The economy stalled during the first three months of 2014, growing at a meager +0.1 percent annualized pace, far from the previous two months’ growth rates of +2.6 percent and +4.1 percent. Many blame the adverse weather conditions for the slide, but that does not reconcile with the welcomed increase in consumer spending. After increasing +3.3 percent during the fourth quarter spending advanced again to +3.0 percent during the first quarter of this year.

According to Brian Turner, director and chief strategist with Catalyst Strategic Solutions, much of the weakness came from declines in trade and inventories. Trade activity subtracted a 0.8 percentage point from growth while the drop in business inventories subtracted a 0.6 percentage point from GDP.
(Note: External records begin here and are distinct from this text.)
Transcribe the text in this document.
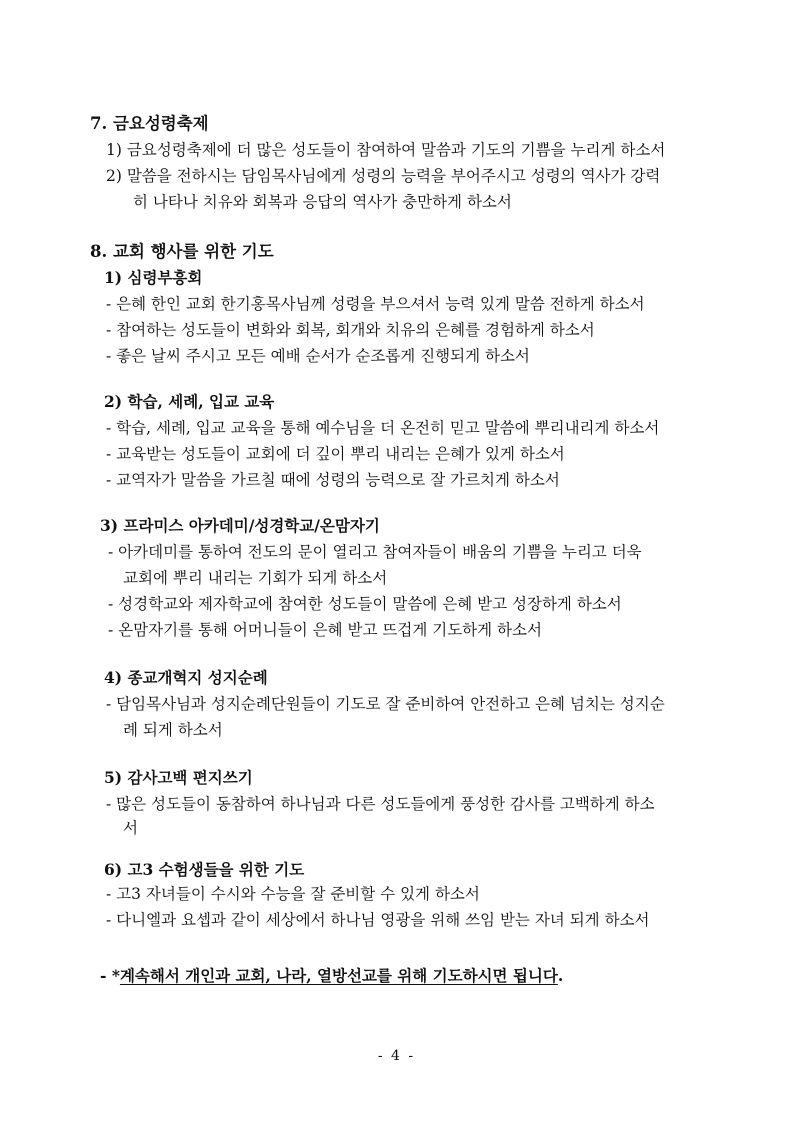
7. 금요성령축제
1) 금요성령축제에 더 많은 성도들이 참여하여 말씀과 기도의 기쁨을 누리게 하소서
2) 말씀을 전하시는 담임목사님에게 성령의 능력을 부어주시고 성령의 역사가 강력
히 나타나 치유와 회복과 응답의 역사가 충만하게 하소서
8. 교회 행사를 위한 기도
1) 심령부흥회
- 은혜 한인 교회 한기홍목사님께 성령을 부으셔서 능력 있게 말씀 전하게 하소서
- 참여하는 성도들이 변화와 회복, 회개와 치유의 은혜를 경험하게 하소서
- 좋은 날씨 주시고 모든 예배 순서가 순조롭게 진행되게 하소서
2) 학습, 세례, 입교 교육
- 학습, 세례, 입교 교육을 통해 예수님을 더 온전히 믿고 말씀에 뿌리내리게 하소서
- 교육받는 성도들이 교회에 더 깊이 뿌리 내리는 은혜가 있게 하소서
- 교역자가 말씀을 가르칠 때에 성령의 능력으로 잘 가르치게 하소서
3) 프라미스 아카데미/성경학교/온맘자기
- 아카데미를 통하여 전도의 문이 열리고 참여자들이 배움의 기쁨을 누리고 더욱
교회에 뿌리 내리는 기회가 되게 하소서
- 성경학교와 제자학교에 참여한 성도들이 말씀에 은혜 받고 성장하게 하소서
- 온맘자기를 통해 어머니들이 은혜 받고 뜨겁게 기도하게 하소서
4) 종교개혁지 성지순례
- 담임목사님과 성지순례단원들이 기도로 잘 준비하여 안전하고 은혜 넘치는 성지순
례 되게 하소서
5) 감사고백 편지쓰기
- 많은 성도들이 동참하여 하나님과 다른 성도들에게 풍성한 감사를 고백하게 하소
서
6) 고3 수험생들을 위한 기도
- 고3 자녀들이 수시와 수능을 잘 준비할 수 있게 하소서
- 다니엘과 요셉과 같이 세상에서 하나님 영광을 위해 쓰임 받는 자녀 되게 하소서
- *계속해서 개인과 교회, 나라, 열방선교를 위해 기도하시면 됩니다.
- 4 -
“While the report on overall first quarter growth was disappointing, the fact that the consumer spending component of GDP held at +3.0 percent was encouraging,” Turner says.

According to the latest Federal Reserve report, consumer credit at the nation’s credit unions has been growing at a +9 percent annualized pace over the past year. This is compared with a -0.1 percent decline in total consumer credit outstanding.

Over the past four quarters, the average increase in personal consumption is +2.5 percent. This reflects an above-average trend over the past two quarters and correlates with recent growth in loan demand that the industry has been experiencing.

“Many economists are projecting the pace of economic growth to rise through the remaining months of 2014, but it is unclear whether it will be matched with corresponding growth in loans,” adds Turner.

“The increase in consumer credit, and credit union consumer loans, remains an important variable in industry loan growth,” Turner continues. “With mortgage originations expected to drop significantly this year, credit unions will have to fill the gap by increasing the level of consumer loans in order to experience overall loan growth in 2014.”

Other Key Indicators:

S&P/Case-Shiller HPI Average home prices in the nation increased +0.8 percent in February (its latest survey). Year-over-year, home prices have increased +12.9 percent. This is the fourth consecutive year-over-year decline for the index, which peaked at +13.7 percent last fall.

FOMC Announcement There were no notable surprises from the Federal Reserve’s FOMC meeting this week. Policy rates where left unchanged and tapering remains as scheduled with another $10 billion cut expected in May.

Motor Vehicle Sales April vehicle sales fell to an annualized pace of 16.0 million units, down from March’s 16.4 million unit pace. This sales figure still points to solid consumer strength, but certainly will have an impact on the retail sales report.